The spears should be firm and the tips should be compact with small scales. Asparagus with thicker spears have a longer shelf life.
Keep in the fridge, standing upright in a cup of water and covered with plastic. Trim the bases before putting into the fridge to increase storage time. Asparagus can be stored for up to two weeks, but is best when used immediately after purchase.
The woody base of asparagus spears (bottom 2–3cm) needs to be removed before cooking. Asparagus can be steamed, sautéed, grilled or cooked in the microwave and make a great side to meat dishes. You can also chop it into omelettes, quiches, soups and frittatas, or add spears to salads and pasta dishes.
4 quick ways with asparagus
This is an easy and delicious side dish. Blanch 1 bunch of trimmed asparagus. Bring 1/2 cup reduced-salt vegetable stock and the zest and juice of 1 lemon to the boil. Stir through 1 teaspoon cornflour and 1 tablespoon water. Allow sauce to thicken, then pour over asparagus just before serving.
Make asparagus soup as a yummy starter or as a light lunch on a cold day. Sauté 1 finely chopped onion until soft. Add 2 bunches chopped asparagus and cook for 5 minutes. Add 2 1/2 cups reduced-salt vegetable stock and bring to the boil. Reduce heat and simmer for 20 minutes. Allow to cool slightly before blending in a food processor (or with a stick blender) until smooth. Gently reheat, add the juice of 1/2 lemon and season to taste. Add a dollop of low-fat Greek yoghurt, if desired.

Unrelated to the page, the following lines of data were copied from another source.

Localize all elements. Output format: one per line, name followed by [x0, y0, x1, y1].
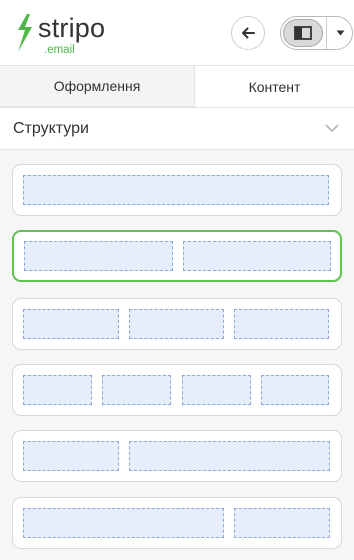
- column-placeholder: [24, 241, 173, 271]
- column-placeholder: [23, 375, 92, 405]
- structure-4-columns[interactable]: [12, 364, 342, 416]
- panel-tabs: Оформлення Контент: [0, 65, 354, 107]
- brand-suffix: .email: [44, 44, 75, 56]
- caret-down-icon: [336, 30, 344, 36]
- column-placeholder: [129, 309, 224, 339]
- tab-design[interactable]: Оформлення: [0, 66, 195, 107]
- back-button[interactable]: [231, 16, 265, 50]
- column-placeholder: [261, 375, 329, 405]
- tab-content[interactable]: Контент: [195, 66, 354, 107]
- stripo-logo[interactable]: stripo .email: [12, 10, 132, 56]
- column-placeholder: [23, 309, 119, 339]
- brand-name: stripo: [38, 13, 106, 43]
- structure-1-column[interactable]: [12, 164, 342, 216]
- layout-dropdown-button[interactable]: [327, 17, 352, 49]
- section-title: Структури: [13, 120, 89, 137]
- column-placeholder: [234, 508, 330, 538]
- structure-3-columns[interactable]: [12, 298, 342, 350]
- column-placeholder: [182, 375, 251, 405]
- structure-2-3-1-3-columns[interactable]: [12, 497, 342, 549]
- structure-1-3-2-3-columns[interactable]: [12, 430, 342, 482]
- arrow-left-icon: [242, 27, 255, 39]
- sidebar-layout-icon: [294, 26, 312, 40]
- layout-switcher[interactable]: [280, 16, 353, 50]
- layout-view-button[interactable]: [283, 19, 323, 47]
- structures-list: [0, 150, 354, 560]
- column-placeholder: [23, 175, 329, 205]
- stripo-logo-icon: [18, 14, 32, 52]
- structure-2-columns[interactable]: [12, 230, 342, 282]
- chevron-down-icon: [325, 124, 339, 133]
- column-placeholder: [183, 241, 331, 271]
- column-placeholder: [23, 508, 224, 538]
- structures-section-header[interactable]: Структури: [0, 107, 354, 150]
- app-header: stripo .email: [0, 0, 354, 65]
- column-placeholder: [129, 441, 330, 471]
- column-placeholder: [102, 375, 171, 405]
- column-placeholder: [234, 309, 329, 339]
- column-placeholder: [23, 441, 119, 471]
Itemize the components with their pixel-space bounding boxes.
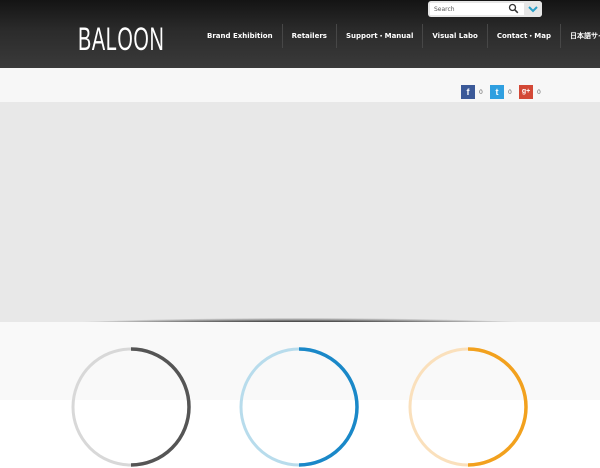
nav-item-visual-labo[interactable]: Visual Labo — [422, 24, 486, 48]
chevron-down-icon — [528, 6, 538, 13]
progress-ring-dark — [71, 347, 191, 467]
hero-slider[interactable] — [0, 102, 600, 322]
progress-ring-orange — [408, 347, 528, 467]
facebook-count: 0 — [479, 88, 483, 96]
nav-item-brand-exhibition[interactable]: Brand Exhibition — [198, 24, 282, 48]
brand-logo[interactable]: BALOON — [78, 17, 164, 61]
nav-item-contact-map[interactable]: Contact・Map — [486, 24, 560, 48]
search-icon[interactable] — [508, 3, 519, 14]
facebook-icon: f — [461, 85, 475, 99]
twitter-share[interactable]: t 0 — [490, 85, 512, 99]
google-plus-count: 0 — [537, 88, 541, 96]
twitter-icon: t — [490, 85, 504, 99]
google-plus-icon: g+ — [519, 85, 533, 99]
main-nav: Brand Exhibition Retailers Support・Manua… — [198, 24, 600, 48]
site-header: BALOON Brand Exhibition Retailers Suppor… — [0, 0, 600, 68]
facebook-share[interactable]: f 0 — [461, 85, 483, 99]
nav-item-japanese-site[interactable]: 日本語サイト — [560, 24, 600, 48]
nav-item-retailers[interactable]: Retailers — [281, 24, 336, 48]
google-plus-share[interactable]: g+ 0 — [519, 85, 541, 99]
twitter-count: 0 — [508, 88, 512, 96]
dropdown-toggle-button[interactable] — [524, 1, 542, 17]
progress-ring-blue — [239, 347, 359, 467]
nav-item-support-manual[interactable]: Support・Manual — [335, 24, 422, 48]
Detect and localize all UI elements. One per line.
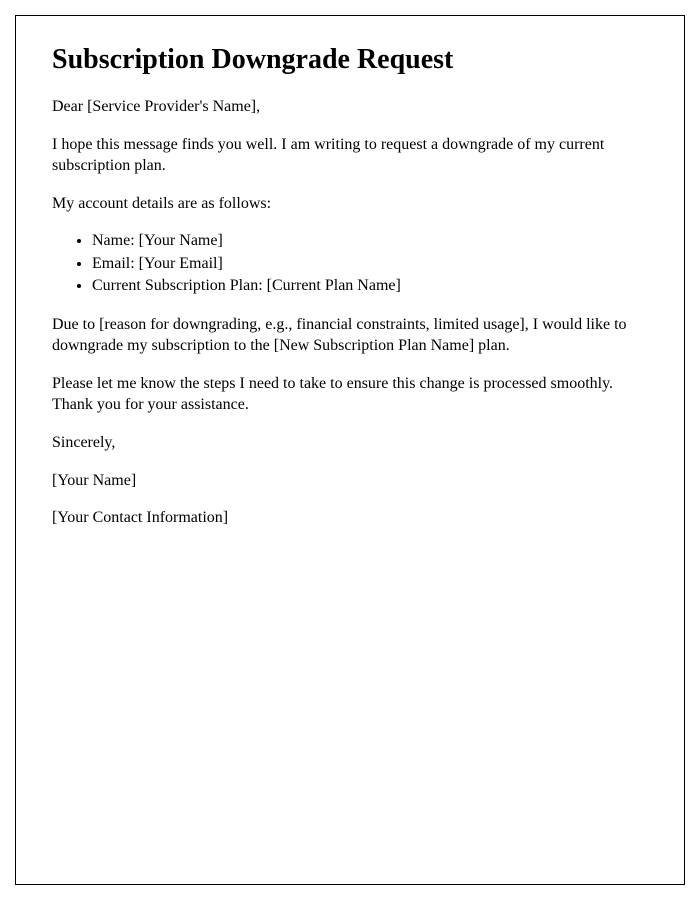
detail-email: Email: [Your Email]	[92, 253, 648, 275]
greeting-line: Dear [Service Provider's Name],	[52, 96, 648, 118]
account-details-list: Name: [Your Name] Email: [Your Email] Cu…	[92, 230, 648, 297]
signoff: Sincerely,	[52, 432, 648, 454]
document-page: Subscription Downgrade Request Dear [Ser…	[15, 15, 685, 885]
reason-paragraph: Due to [reason for downgrading, e.g., fi…	[52, 314, 648, 357]
signature-name: [Your Name]	[52, 470, 648, 492]
details-intro: My account details are as follows:	[52, 193, 648, 215]
document-title: Subscription Downgrade Request	[52, 44, 648, 76]
detail-name: Name: [Your Name]	[92, 230, 648, 252]
detail-plan: Current Subscription Plan: [Current Plan…	[92, 275, 648, 297]
signature-contact: [Your Contact Information]	[52, 507, 648, 529]
intro-paragraph: I hope this message finds you well. I am…	[52, 134, 648, 177]
closing-request: Please let me know the steps I need to t…	[52, 373, 648, 416]
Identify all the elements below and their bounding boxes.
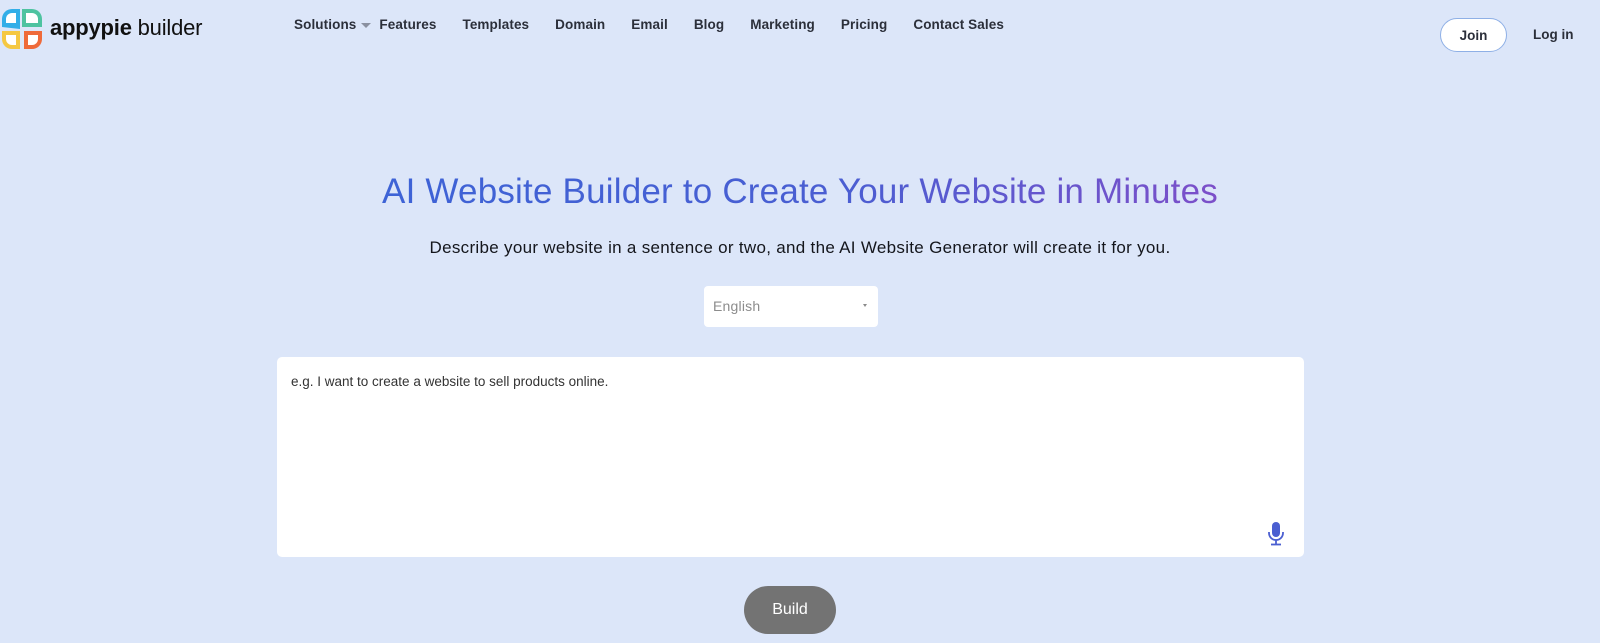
brand-name-rest: builder [131, 15, 203, 40]
nav-domain[interactable]: Domain [555, 17, 605, 32]
nav-pricing[interactable]: Pricing [841, 17, 887, 32]
website-description-input[interactable] [277, 357, 1304, 557]
microphone-icon[interactable] [1268, 522, 1284, 546]
nav-solutions[interactable]: Solutions [294, 17, 372, 32]
nav-features[interactable]: Features [379, 17, 436, 32]
dropdown-arrow-icon [863, 304, 867, 307]
page: appypie builder Solutions Features Templ… [0, 0, 1600, 643]
website-description-box [277, 357, 1304, 557]
login-link[interactable]: Log in [1533, 27, 1574, 42]
page-subtitle: Describe your website in a sentence or t… [429, 238, 1171, 257]
nav-email[interactable]: Email [631, 17, 668, 32]
language-select[interactable]: English [704, 286, 878, 327]
brand-name-bold: appypie [50, 15, 132, 40]
chevron-down-icon [361, 23, 372, 28]
nav-templates[interactable]: Templates [462, 17, 529, 32]
nav-marketing[interactable]: Marketing [750, 17, 815, 32]
page-title-text: AI Website Builder to Create Your Websit… [382, 172, 1218, 211]
nav-blog[interactable]: Blog [694, 17, 724, 32]
page-title: AI Website Builder to Create Your Websit… [0, 172, 1600, 212]
brand-logo[interactable]: appypie builder [0, 5, 202, 51]
language-selected-value: English [713, 298, 761, 314]
appypie-logo-icon [2, 9, 42, 49]
top-header: appypie builder Solutions Features Templ… [0, 0, 1600, 66]
join-button[interactable]: Join [1440, 18, 1507, 52]
nav-solutions-label: Solutions [294, 17, 357, 32]
main-nav: Solutions Features Templates Domain Emai… [294, 17, 1030, 32]
brand-name: appypie builder [50, 15, 202, 41]
build-button[interactable]: Build [744, 586, 836, 634]
nav-contact-sales[interactable]: Contact Sales [913, 17, 1004, 32]
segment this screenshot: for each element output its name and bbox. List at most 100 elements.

Try this quick frittata recipe. Sautée trimmed asparagus, chopped leek (white part only) and crushed garlic in an ovenproof frying pan. In a bowl, beat 6 eggs, a large splash of skim milk and a handful of grated parmesan. Pour mixture over vegetables and bake for 20 minutes at 200ºC, until cooked and set.
Asparagus adds crunch to any pasta dish. Add asparagus to pasta during the last two minutes of cooking. Mix together chopped tomatoes, tinned tuna, basil, crushed garlic, olive oil and lemon juice and add to drained pasta and asparagus. This light dish packs up well for lunch the next day.
Did you know? Asparagus is a great source of folate and 100g asparagus has only 90kJ.